Fin dalla sua formazione a bottega la sua passione si concentra attorno alla scoperta dei processi, dei metodi produttivi, delle logiche proprie di quelli che lei stessa definisce 'ambienti di lavoro'.
Il suo obiettivo dichiarato non era il recupero nostalgico di un passato glorioso, anzi, un profondo desiderio di affrancare la moda italiana dalla sudditanza dalla moda francese, per renderla una moda indipendente sul piano produttivo e culturale.
Ricordiamo che tra la fine dell’800 e gli inizi del ‘900 un abito, un cappello, una borsa, una scarpa non avevano senso se non erano una derivazione (o una riproduzione pedissequa) dell’idea di un couturier parigino. Un concetto quale 'moda italiana' a cavallo del secolo suonava più o meno come pensare oggi a uno 'smartphone italiano'. Possibile, certo, comunque piuttosto improbabile.
Ma Rosa Genoni aveva un progetto concreto.

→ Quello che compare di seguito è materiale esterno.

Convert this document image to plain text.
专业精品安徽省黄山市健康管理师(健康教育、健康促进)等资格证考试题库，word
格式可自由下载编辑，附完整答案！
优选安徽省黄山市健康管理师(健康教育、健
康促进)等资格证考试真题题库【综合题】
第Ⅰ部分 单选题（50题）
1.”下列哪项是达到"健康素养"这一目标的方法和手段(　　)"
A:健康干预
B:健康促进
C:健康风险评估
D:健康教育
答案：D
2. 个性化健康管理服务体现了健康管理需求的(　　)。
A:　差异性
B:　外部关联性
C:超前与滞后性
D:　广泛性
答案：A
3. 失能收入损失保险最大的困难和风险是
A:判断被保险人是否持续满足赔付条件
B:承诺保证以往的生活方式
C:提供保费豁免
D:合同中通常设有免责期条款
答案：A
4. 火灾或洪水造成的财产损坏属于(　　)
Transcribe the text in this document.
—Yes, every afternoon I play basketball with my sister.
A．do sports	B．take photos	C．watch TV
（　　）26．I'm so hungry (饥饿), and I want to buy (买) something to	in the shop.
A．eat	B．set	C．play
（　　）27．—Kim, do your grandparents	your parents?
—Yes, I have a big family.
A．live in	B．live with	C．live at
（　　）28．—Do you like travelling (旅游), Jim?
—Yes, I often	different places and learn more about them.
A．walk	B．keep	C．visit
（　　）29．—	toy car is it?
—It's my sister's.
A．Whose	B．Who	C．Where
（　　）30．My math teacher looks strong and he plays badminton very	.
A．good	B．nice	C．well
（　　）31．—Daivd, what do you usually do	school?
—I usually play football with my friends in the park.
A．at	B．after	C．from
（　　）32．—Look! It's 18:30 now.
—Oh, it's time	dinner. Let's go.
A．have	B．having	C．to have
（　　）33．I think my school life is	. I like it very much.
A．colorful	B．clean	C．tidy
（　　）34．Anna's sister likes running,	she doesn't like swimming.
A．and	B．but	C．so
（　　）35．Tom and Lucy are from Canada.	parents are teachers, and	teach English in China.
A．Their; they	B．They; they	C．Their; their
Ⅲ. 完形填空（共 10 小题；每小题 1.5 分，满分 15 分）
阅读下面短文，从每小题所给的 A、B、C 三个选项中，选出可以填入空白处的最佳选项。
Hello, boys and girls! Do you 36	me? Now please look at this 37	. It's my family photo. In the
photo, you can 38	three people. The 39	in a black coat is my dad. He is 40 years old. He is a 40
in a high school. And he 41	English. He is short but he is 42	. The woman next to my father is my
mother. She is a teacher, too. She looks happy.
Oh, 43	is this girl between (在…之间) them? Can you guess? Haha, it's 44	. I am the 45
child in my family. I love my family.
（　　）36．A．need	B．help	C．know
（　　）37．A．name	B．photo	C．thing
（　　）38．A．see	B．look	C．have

Conosceva bene la moda francese di Nizza e Parigi, aveva lavorato a Bruxelles, frequentato Londra e la Svizzera. Sapeva dove trovare materie prime, pizzi e ricami. Conosceva e reclutava ottima manodopera e capiva l’importanza della formazione (per anni dirigerà la sezione Sartoria della Scuola della Società Umanitaria di Milano), dei libri di testo (ne completerà due) e del contributo della stampa (scriverà per diverse riviste di moda e politica).
Sicuramente non era interessata a importare modelli altrui, anzi, puntava a definire sistemi originali che potessero definire un nuovo modo di fare e di pensare.
Per questo ha promosso il lavoro cooperativo delle Industrie Femminili Italiane, nella speranza che la filiera italiana potesse affrancarsi dal dernier cri parigino e dare vita al Made in Italy, un termine che in quegli anni si iniziava a utilizzare per definire un nuovo modo di vedere - e di far vedere - il design italiano.
Per Rosa Genoni, dunque, la moda non si riduceva a un manufatto, ma era l’incarnazione di un processo, di una filiera, di un sistema, a costituire un organismo complesso che poteva crescere, diventare forte e indipendente: un genuino atto di design. Il suo contributo è stato fondamentale e duraturo anche perché in questa visione ha saputo coniugare con caparbietà ricerca, processi, impresa, comunicazione e didattica.